A small study funded by the Philip Morris Research Management Group (yes, the cigarette company) had some interesting results regarding men's smoking habits and smoking history. Participants were divided into groups depending on how many cigarettes they smoked in a day and the number of years they had been smoking. Sperm of the participants were checked for motility and ability to fertilize an egg under laboratory conditions. Men who smoked more cigarettes on a daily basis or those who had been smoking for longer fared poorly on a ‘fertilization’ test as compared to those who smoked less or had been smoking for a shorter time. The study was an important one in that it indicated that past smoking history could affect male fertility as well.

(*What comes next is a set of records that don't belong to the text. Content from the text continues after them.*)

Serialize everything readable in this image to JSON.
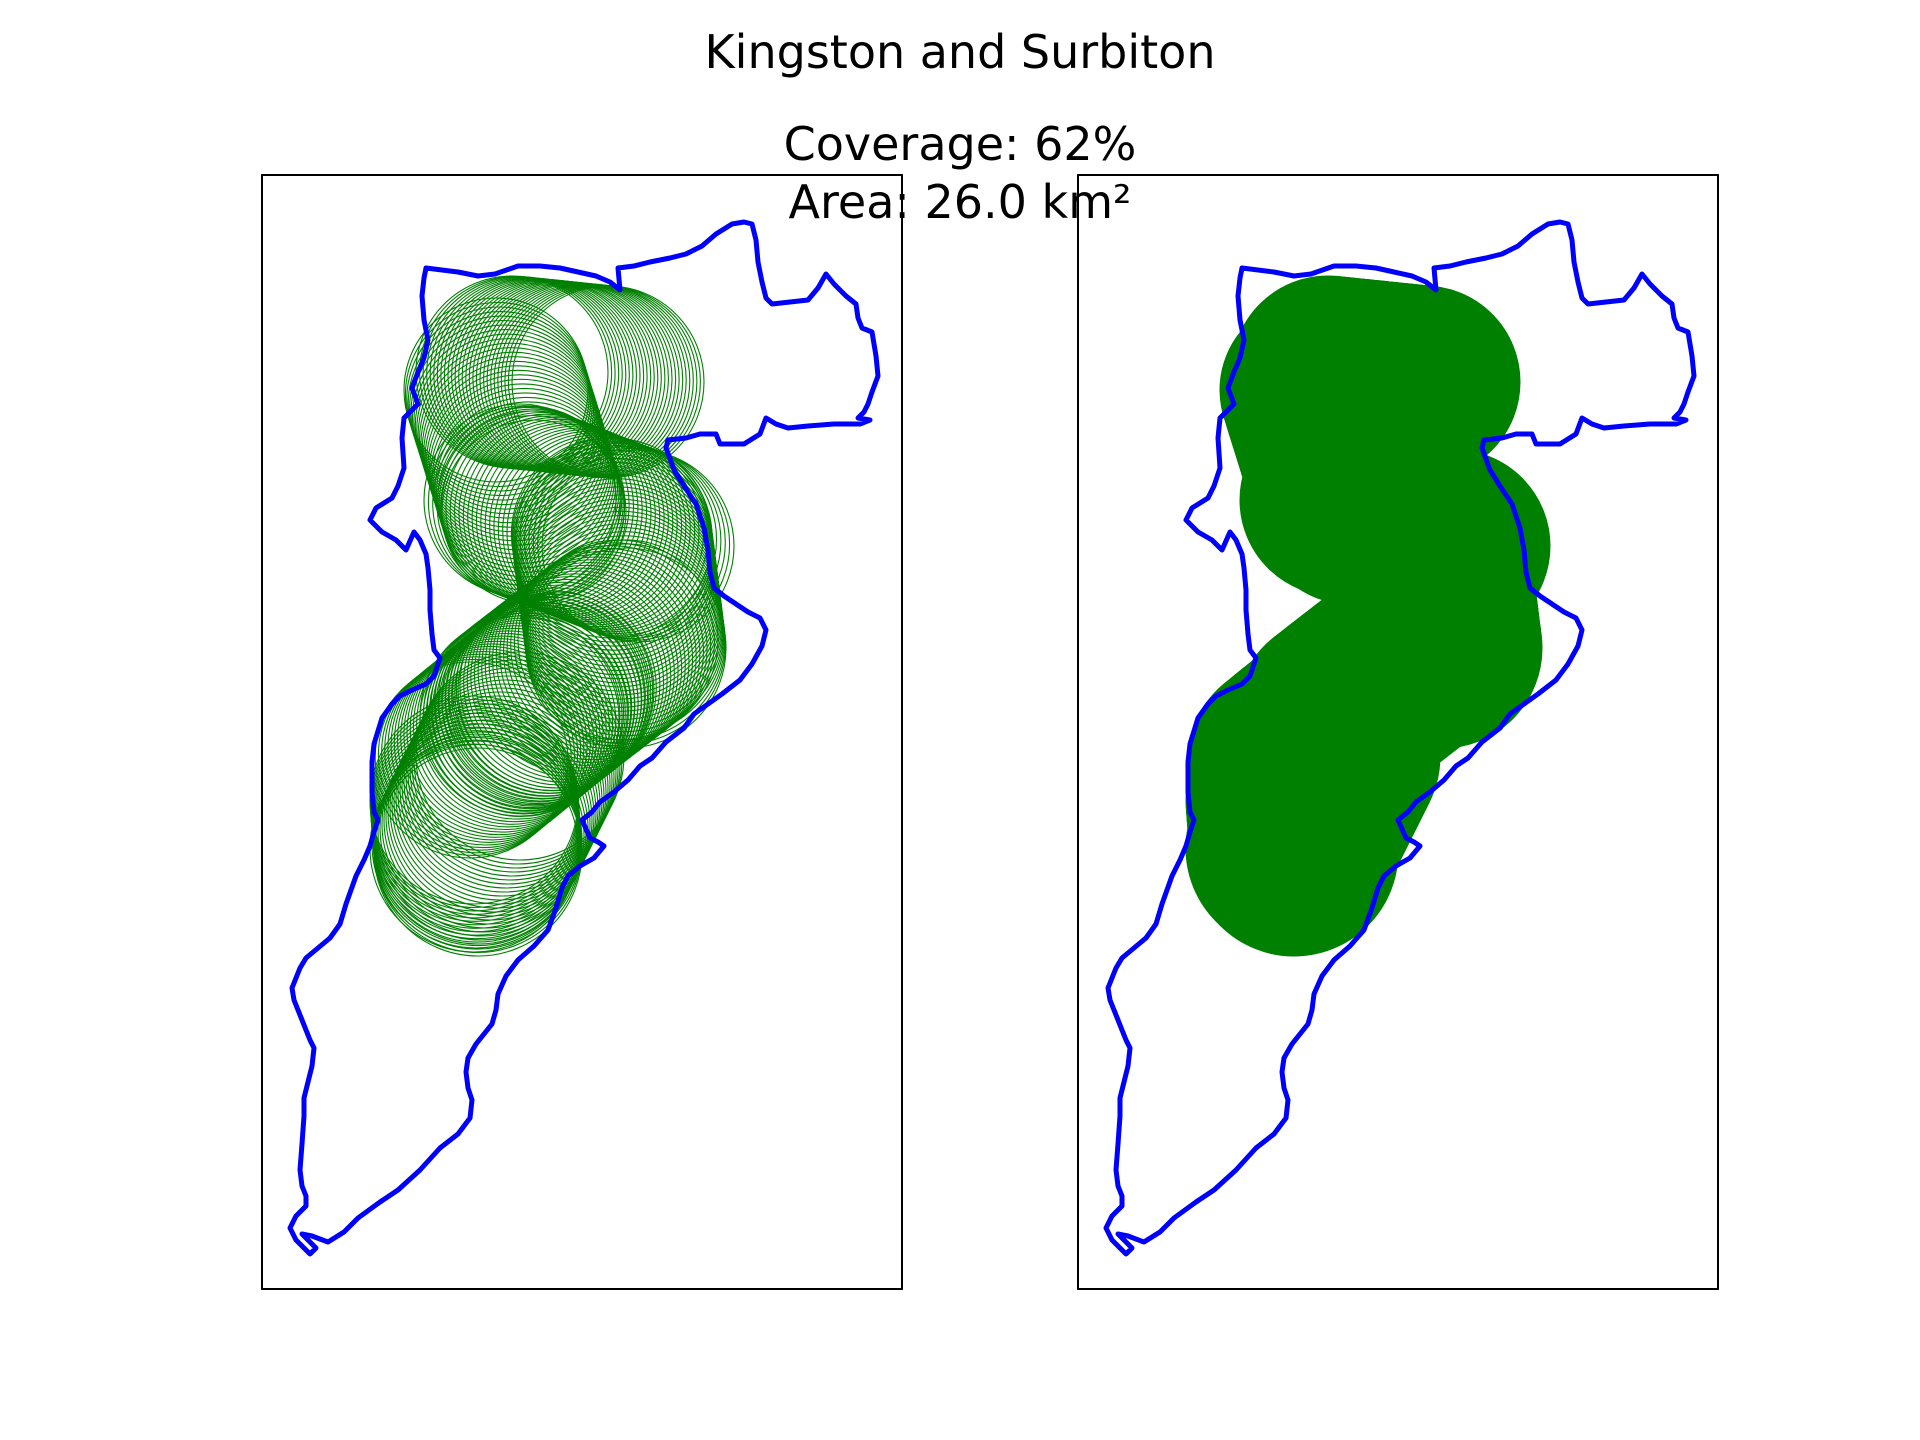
{
  "title": "Kingston and Surbiton",
  "stats": {
    "coverage_text": "Coverage: 62%",
    "area_text": "Area: 26.0 km²"
  },
  "panels": [
    {
      "id": "outline",
      "style": "circle-outlines"
    },
    {
      "id": "filled",
      "style": "filled-union"
    }
  ],
  "colors": {
    "boundary": "#0000ff",
    "coverage": "#008000",
    "frame": "#000000",
    "background": "#ffffff"
  }
}
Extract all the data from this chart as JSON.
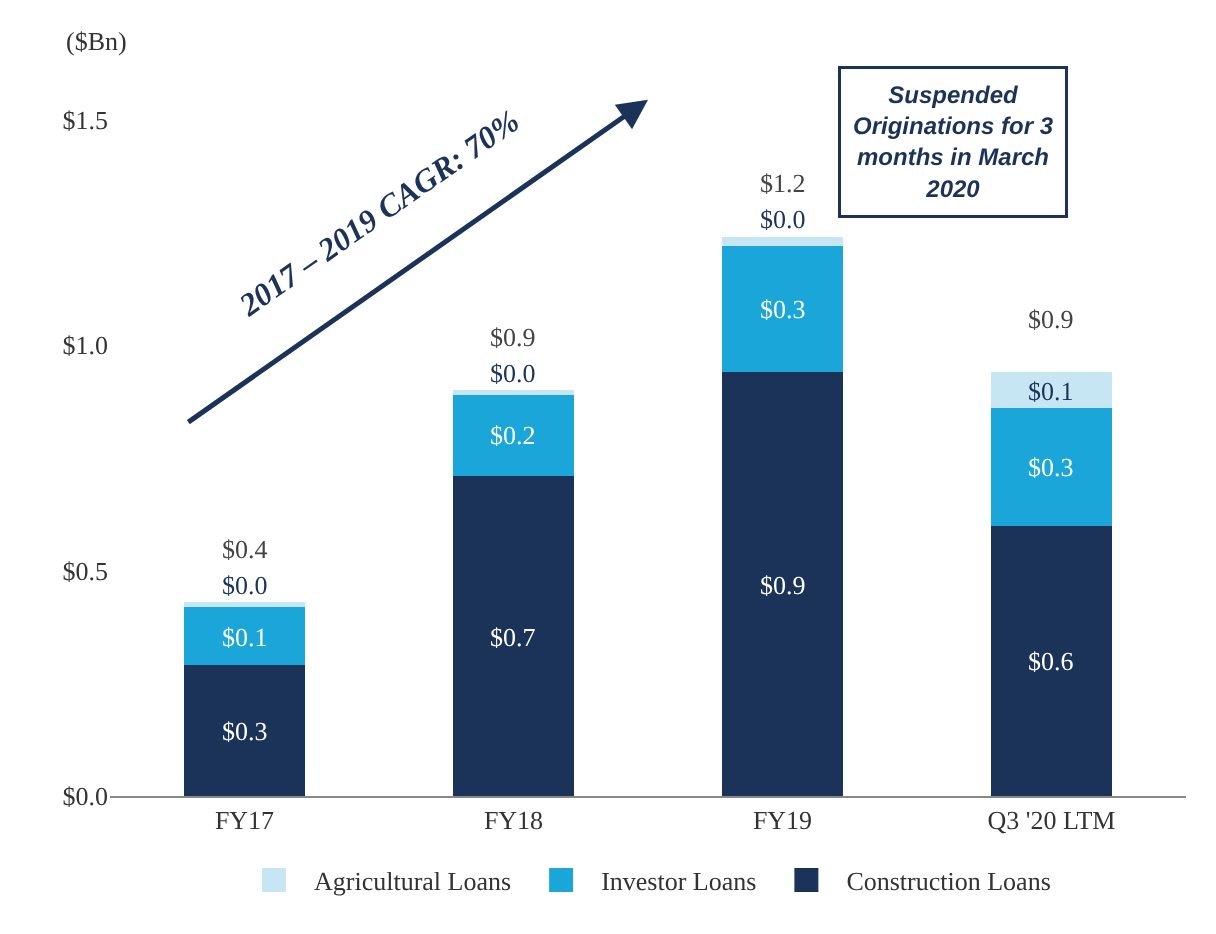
{
  "chart_data": {
    "type": "bar",
    "stacked": true,
    "ylabel": "($Bn)",
    "categories": [
      "FY17",
      "FY18",
      "FY19",
      "Q3 '20 LTM"
    ],
    "series": [
      {
        "name": "Construction Loans",
        "color": "#1b3358",
        "values": [
          0.29,
          0.71,
          0.94,
          0.6
        ],
        "value_labels": [
          "$0.3",
          "$0.7",
          "$0.9",
          "$0.6"
        ]
      },
      {
        "name": "Investor Loans",
        "color": "#1ba6d9",
        "values": [
          0.13,
          0.18,
          0.28,
          0.26
        ],
        "value_labels": [
          "$0.1",
          "$0.2",
          "$0.3",
          "$0.3"
        ]
      },
      {
        "name": "Agricultural Loans",
        "color": "#c6e6f3",
        "values": [
          0.01,
          0.01,
          0.02,
          0.08
        ],
        "value_labels": [
          "$0.0",
          "$0.0",
          "$0.0",
          "$0.1"
        ]
      }
    ],
    "totals": [
      "$0.4",
      "$0.9",
      "$1.2",
      "$0.9"
    ],
    "ylim": [
      0,
      1.5
    ],
    "yticks": [
      {
        "value": 0,
        "label": "$0.0"
      },
      {
        "value": 0.5,
        "label": "$0.5"
      },
      {
        "value": 1.0,
        "label": "$1.0"
      },
      {
        "value": 1.5,
        "label": "$1.5"
      }
    ],
    "legend": "bottom",
    "annotations": [
      "2017 – 2019 CAGR: 70%",
      "Suspended\nOriginations for 3\nmonths in March\n2020"
    ]
  }
}
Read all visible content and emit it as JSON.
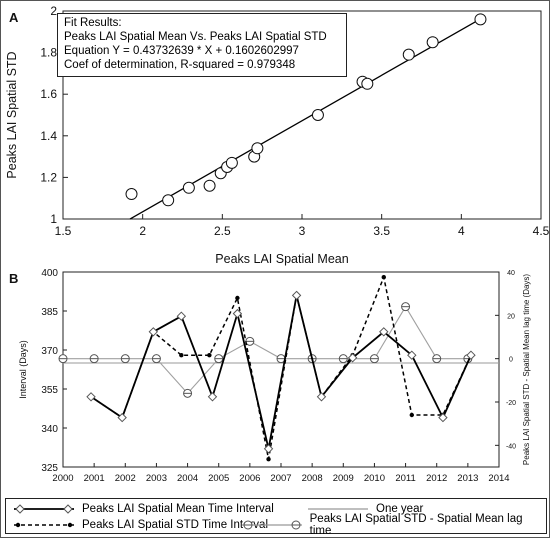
{
  "colors": {
    "line": "#000000",
    "grey": "#999999",
    "axis": "#222222"
  },
  "chart_data": [
    {
      "panel": "A",
      "type": "scatter",
      "xlabel": "Peaks LAI Spatial Mean",
      "ylabel": "Peaks LAI Spatial STD",
      "xlim": [
        1.5,
        4.5
      ],
      "ylim": [
        1,
        2
      ],
      "xticks": [
        "1.5",
        "2",
        "2.5",
        "3",
        "3.5",
        "4",
        "4.5"
      ],
      "yticks": [
        "1",
        "1.2",
        "1.4",
        "1.6",
        "1.8",
        "2"
      ],
      "fit_box": [
        "Fit Results:",
        "Peaks LAI Spatial Mean Vs. Peaks LAI Spatial STD",
        "Equation Y = 0.43732639 * X + 0.1602602997",
        "Coef of determination, R-squared = 0.979348"
      ],
      "fit": {
        "slope": 0.43732639,
        "intercept": 0.1602602997,
        "x_range": [
          1.92,
          4.12
        ]
      },
      "points": [
        {
          "x": 1.93,
          "y": 1.12
        },
        {
          "x": 2.16,
          "y": 1.09
        },
        {
          "x": 2.29,
          "y": 1.15
        },
        {
          "x": 2.42,
          "y": 1.16
        },
        {
          "x": 2.49,
          "y": 1.22
        },
        {
          "x": 2.53,
          "y": 1.25
        },
        {
          "x": 2.56,
          "y": 1.27
        },
        {
          "x": 2.7,
          "y": 1.3
        },
        {
          "x": 2.72,
          "y": 1.34
        },
        {
          "x": 3.1,
          "y": 1.5
        },
        {
          "x": 3.38,
          "y": 1.66
        },
        {
          "x": 3.41,
          "y": 1.65
        },
        {
          "x": 3.67,
          "y": 1.79
        },
        {
          "x": 3.82,
          "y": 1.85
        },
        {
          "x": 4.12,
          "y": 1.96
        }
      ]
    },
    {
      "panel": "B",
      "type": "line",
      "ylabel": "Interval (Days)",
      "y2label": "Peaks LAI Spatial STD - Spatial Mean lag time (Days)",
      "xlim": [
        2000,
        2014
      ],
      "ylim": [
        325,
        400
      ],
      "y2lim": [
        -50,
        40
      ],
      "xticks": [
        "2000",
        "2001",
        "2002",
        "2003",
        "2004",
        "2005",
        "2006",
        "2007",
        "2008",
        "2009",
        "2010",
        "2011",
        "2012",
        "2013",
        "2014"
      ],
      "yticks": [
        "325",
        "340",
        "355",
        "370",
        "385",
        "400"
      ],
      "y2ticks": [
        "-40",
        "-20",
        "0",
        "20",
        "40"
      ],
      "series": [
        {
          "name": "Peaks LAI Spatial Mean Time Interval",
          "axis": "left",
          "x": [
            2000.9,
            2001.9,
            2002.9,
            2003.8,
            2004.8,
            2005.6,
            2006.6,
            2007.5,
            2008.3,
            2009.3,
            2010.3,
            2011.2,
            2012.2,
            2013.1
          ],
          "y": [
            352,
            344,
            377,
            383,
            352,
            384,
            332,
            391,
            352,
            367,
            377,
            368,
            344,
            368
          ]
        },
        {
          "name": "One year",
          "axis": "left",
          "x": [
            2000,
            2014
          ],
          "y": [
            365,
            365
          ]
        },
        {
          "name": "Peaks LAI Spatial STD Time Interval",
          "axis": "left",
          "x": [
            2000.9,
            2001.9,
            2002.9,
            2003.8,
            2004.7,
            2005.6,
            2006.6,
            2007.5,
            2008.3,
            2009.3,
            2010.3,
            2011.2,
            2012.2,
            2013.1
          ],
          "y": [
            352,
            344,
            377,
            368,
            368,
            390,
            328,
            391,
            352,
            368,
            398,
            345,
            345,
            368
          ]
        },
        {
          "name": "Peaks LAI Spatial STD - Spatial Mean lag time",
          "axis": "right",
          "x": [
            2000.0,
            2001.0,
            2002.0,
            2003.0,
            2004.0,
            2005.0,
            2006.0,
            2007.0,
            2008.0,
            2009.0,
            2010.0,
            2011.0,
            2012.0,
            2013.0
          ],
          "y": [
            0,
            0,
            0,
            0,
            -16,
            0,
            8,
            0,
            0,
            0,
            0,
            24,
            0,
            0
          ]
        }
      ]
    }
  ]
}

Experts also believe that male smoking may affect their partner’s fertility. The adverse effects of passive smoking can reduce a woman’s fertility and decrease the rate of successful conception. If you and your partner are trying to get pregnant, keep in mind that the onus of good health habits does not lay solely on the female.

Studies done on the effects of smoking on the fertility of children indicate that while there is no definite link between paternal smoking and a child’s fertility, smoking definitely causes other health problems in children such as respiratory conditions and low immunity.